Is this the start of dementia?

73 replies

KittensSchmittens · 05/02/2023 16:48

We're starting to worry about my mother (74) and wondering whether we should contact the GP.

Things that are new/out of character:

She seems to have developed an absolutely rigid daily routine which she never deviates from. It’s very specific and involves doing, and eating the exact same things every day in the same order.

She says the same stock phrases at the same points in the day e.g. when she sees the dog in the morning it's 'good morning, are you being a good dog, be patient, I'll take you for a walk later'. Same phrase, same time every day.

She doesn’t engage in much back and forth conversation, it’s mostly broadcasting information relating to her routine, the dog or the weather. She will tell the same anecdotes over and over. The same reminiscence will be triggered by a specific topic e.g. if we mention the pub it will trigger ‘the pub anecdote’. She has a number of these.

She forgets the words for things (she just now called dumbbells ‘lifting tools’, which was a bit alarming). We've also had 'the stuff for washing your hands' (soap, mum). Yesterday my son had a friend over and she asked what the friend’s name was 3 times in 10 mins.

She wears the same 2 or 3 outfits, eats the same breakfast, rotation of 3 lunches and 5 dinners every day.

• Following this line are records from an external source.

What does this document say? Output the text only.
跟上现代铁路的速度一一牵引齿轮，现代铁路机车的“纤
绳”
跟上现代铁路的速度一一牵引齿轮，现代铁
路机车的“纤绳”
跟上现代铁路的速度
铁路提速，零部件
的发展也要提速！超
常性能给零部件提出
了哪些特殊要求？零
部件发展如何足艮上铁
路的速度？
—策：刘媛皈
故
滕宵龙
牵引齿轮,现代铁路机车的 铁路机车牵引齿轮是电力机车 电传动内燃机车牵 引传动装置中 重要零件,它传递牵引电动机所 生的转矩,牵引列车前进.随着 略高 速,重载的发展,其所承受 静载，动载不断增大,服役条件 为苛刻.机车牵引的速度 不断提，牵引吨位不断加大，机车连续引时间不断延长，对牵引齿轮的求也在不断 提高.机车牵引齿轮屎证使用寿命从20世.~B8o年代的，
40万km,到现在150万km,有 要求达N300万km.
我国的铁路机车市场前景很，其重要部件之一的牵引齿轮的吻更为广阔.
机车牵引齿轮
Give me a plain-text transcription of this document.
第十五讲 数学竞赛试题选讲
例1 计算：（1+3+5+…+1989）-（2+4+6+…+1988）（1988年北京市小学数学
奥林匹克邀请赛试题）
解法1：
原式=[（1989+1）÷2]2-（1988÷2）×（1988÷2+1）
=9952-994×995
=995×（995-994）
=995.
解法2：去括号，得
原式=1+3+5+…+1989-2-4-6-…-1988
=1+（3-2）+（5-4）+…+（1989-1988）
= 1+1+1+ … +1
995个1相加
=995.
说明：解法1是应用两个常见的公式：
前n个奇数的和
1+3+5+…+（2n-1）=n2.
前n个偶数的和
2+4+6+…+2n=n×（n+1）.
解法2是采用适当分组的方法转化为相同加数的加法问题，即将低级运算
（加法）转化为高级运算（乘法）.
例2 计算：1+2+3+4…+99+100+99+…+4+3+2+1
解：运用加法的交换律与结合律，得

She doesn't cook at all, only microwave or oven meals.

Every evening she repeatedly shouts the same same line of a made up song over and over every 30 secs for up to an hour while she's making the dogs dinner and making her own dinner.

She's developed a nervous laugh at the start and end of every sentence. Laughing is the main form of response if she's not sure how to react e.g. the kids show her something random instead of going 'oh that's nice billy' or whatever she'll just laugh. It's just constant giggling.

We have to talk in very short, clear sentences to make ourselves understood, otherwise she'll interrupt and redirect the conversation back to her daily routine/dog info/the weather.

She only watches the news, Pointless and music on the tv, nothing with a storyline to follow. She watches these 3 programmes everyday in the same order.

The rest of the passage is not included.